VW Group is a diverse range of four brands with different powertrains and market segmentations. While suited to BEV cars, the issue of SDV variants for hybrids, range extended-BEVs and ICE propulsion systems is still an open question, and not a Rivian focus.
The first Rivian zonal E/E architecture will appear this year on the Rivian RT2 and the first Volkswagen SDV in the ID.1, anticipated in 2027. VW’s SSP platform will eventually start 2028 or 2029, two to three years behind the original schedule, and is anticipated to be with the ID.Golf.

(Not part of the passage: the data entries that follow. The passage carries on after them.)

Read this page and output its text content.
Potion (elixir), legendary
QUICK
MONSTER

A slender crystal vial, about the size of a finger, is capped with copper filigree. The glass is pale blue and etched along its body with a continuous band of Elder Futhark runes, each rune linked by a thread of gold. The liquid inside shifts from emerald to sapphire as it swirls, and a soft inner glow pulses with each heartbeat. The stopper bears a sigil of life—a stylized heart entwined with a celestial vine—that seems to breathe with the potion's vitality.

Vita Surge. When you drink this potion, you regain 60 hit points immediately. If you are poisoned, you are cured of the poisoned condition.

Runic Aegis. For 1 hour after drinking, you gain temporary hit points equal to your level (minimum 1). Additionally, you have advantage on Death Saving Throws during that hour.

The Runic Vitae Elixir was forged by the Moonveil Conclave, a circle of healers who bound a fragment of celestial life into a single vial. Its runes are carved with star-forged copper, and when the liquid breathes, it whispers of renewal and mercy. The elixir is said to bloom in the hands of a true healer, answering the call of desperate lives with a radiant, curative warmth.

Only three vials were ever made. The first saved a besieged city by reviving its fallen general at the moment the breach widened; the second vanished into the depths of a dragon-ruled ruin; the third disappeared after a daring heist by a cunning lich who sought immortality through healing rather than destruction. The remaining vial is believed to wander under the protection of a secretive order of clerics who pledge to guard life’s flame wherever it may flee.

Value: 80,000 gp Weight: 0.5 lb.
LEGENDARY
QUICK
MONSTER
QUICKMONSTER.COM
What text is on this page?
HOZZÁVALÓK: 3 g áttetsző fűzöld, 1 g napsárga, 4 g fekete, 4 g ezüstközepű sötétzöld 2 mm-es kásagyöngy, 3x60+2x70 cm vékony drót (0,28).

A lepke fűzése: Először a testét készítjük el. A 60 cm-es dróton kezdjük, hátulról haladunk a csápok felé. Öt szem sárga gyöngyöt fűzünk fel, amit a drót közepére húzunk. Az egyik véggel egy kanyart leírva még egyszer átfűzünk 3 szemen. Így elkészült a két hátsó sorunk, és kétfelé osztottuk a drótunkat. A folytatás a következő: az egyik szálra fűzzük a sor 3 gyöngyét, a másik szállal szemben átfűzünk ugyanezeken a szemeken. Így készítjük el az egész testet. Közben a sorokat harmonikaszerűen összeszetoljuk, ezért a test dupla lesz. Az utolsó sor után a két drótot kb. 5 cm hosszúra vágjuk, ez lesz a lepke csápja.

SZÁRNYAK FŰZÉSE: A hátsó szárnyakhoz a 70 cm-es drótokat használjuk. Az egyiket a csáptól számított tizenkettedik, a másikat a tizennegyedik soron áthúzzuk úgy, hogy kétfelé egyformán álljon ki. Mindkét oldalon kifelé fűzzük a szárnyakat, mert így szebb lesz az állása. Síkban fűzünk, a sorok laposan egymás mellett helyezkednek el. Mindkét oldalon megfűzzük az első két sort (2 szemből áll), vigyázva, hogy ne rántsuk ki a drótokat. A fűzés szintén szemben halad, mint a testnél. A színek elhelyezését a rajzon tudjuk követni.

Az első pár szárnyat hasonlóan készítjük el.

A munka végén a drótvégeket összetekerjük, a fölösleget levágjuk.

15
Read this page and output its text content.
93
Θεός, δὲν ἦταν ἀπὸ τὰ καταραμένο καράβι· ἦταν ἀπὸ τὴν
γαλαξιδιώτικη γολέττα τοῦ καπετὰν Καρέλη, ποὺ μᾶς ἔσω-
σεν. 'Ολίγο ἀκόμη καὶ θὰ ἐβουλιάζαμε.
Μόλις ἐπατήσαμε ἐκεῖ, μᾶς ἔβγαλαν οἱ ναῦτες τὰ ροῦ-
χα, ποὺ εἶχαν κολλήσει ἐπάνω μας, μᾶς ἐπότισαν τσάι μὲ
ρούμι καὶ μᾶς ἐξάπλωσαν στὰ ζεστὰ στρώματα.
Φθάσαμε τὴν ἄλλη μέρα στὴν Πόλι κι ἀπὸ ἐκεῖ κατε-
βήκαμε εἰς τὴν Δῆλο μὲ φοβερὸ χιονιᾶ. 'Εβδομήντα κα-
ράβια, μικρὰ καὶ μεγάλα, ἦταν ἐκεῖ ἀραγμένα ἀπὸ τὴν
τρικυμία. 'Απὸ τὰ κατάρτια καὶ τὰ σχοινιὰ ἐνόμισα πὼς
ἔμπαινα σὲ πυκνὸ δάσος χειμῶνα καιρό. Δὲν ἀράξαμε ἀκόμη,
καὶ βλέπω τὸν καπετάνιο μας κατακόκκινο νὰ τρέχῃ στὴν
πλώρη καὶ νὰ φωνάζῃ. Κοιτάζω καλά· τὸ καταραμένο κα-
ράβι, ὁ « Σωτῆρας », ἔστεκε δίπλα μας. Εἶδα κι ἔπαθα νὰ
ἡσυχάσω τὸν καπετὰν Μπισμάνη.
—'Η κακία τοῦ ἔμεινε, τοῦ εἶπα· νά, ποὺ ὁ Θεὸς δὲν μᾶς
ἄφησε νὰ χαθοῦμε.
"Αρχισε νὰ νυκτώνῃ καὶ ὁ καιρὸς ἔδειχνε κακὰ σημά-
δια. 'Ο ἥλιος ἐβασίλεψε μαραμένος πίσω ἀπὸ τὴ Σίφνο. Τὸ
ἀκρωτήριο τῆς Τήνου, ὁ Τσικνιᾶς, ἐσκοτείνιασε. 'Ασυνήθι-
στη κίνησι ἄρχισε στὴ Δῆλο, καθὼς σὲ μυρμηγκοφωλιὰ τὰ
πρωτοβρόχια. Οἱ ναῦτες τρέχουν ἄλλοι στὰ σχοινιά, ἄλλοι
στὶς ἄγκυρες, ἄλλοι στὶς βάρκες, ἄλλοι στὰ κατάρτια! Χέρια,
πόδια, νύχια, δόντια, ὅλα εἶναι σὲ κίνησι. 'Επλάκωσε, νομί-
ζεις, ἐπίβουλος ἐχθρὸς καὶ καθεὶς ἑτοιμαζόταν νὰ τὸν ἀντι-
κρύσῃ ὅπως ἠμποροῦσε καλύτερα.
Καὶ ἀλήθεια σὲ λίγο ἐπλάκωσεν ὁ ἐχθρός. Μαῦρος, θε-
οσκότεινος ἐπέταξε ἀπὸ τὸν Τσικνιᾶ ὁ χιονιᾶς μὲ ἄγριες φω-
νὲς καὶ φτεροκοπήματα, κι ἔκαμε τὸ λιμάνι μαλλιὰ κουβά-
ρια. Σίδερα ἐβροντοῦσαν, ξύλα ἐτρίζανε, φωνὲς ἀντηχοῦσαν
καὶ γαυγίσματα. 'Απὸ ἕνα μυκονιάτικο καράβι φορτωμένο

For China markets, VW China operates independently and is outsourcing SDV development to Xpeng, which will use its own China Electronic Architecture based on zones and central computing and a China based supply chain for the key semiconductors. This design accelerates time-to-market for VW tuned to China market expectations, e.g., L2+ with urban navigation and advanced infotainment and frequent updates.
Finally, BMW has remained on track with its stated SDV introduction goals by prudently building on an already advanced E/E foundation. The upgraded E/E design for Neue Klasse platform includes four domain controllers and two simple zone controllers for body functions, in addition to e-fuses to improve harness weight, while 600m of wiring was shaved-off compared to previous models. One takeaway is that a conservative, scalable architecture can be an advantage over a disruptive E/E redesign if it can be deployed across the fleet sooner and/or more widely.
The SDV requires new hardware to accommodate an E/E architecture no longer fixed in the original manufacturing platform sense. This places new demands on OEMs to scale with sufficient compute headroom to manage future features, to continually evolve the software and to provide continual cybersecurity protection from attack. This partners with a network topology that avoids updating dozens of distributed ECUs independently.
The SDV race will be won by those who align hardware consolidation with software execution. But due to the demands of cybersecurity, it is a race that never ends. OEMs are therefore entering a new, exciting and above all disruptive phase in their development from mechanical-system to software-driven system. As this article demonstrates, each player must deal with certain baggage that they inevitably bring on the ride, and which determines the success rate of their SDV-readiness.
Richard Dixon
is Senior Principal Analyst at S&P Global Mobility.
Manuel Tagliavini
is Principal Analyst at S&P Global Mobility.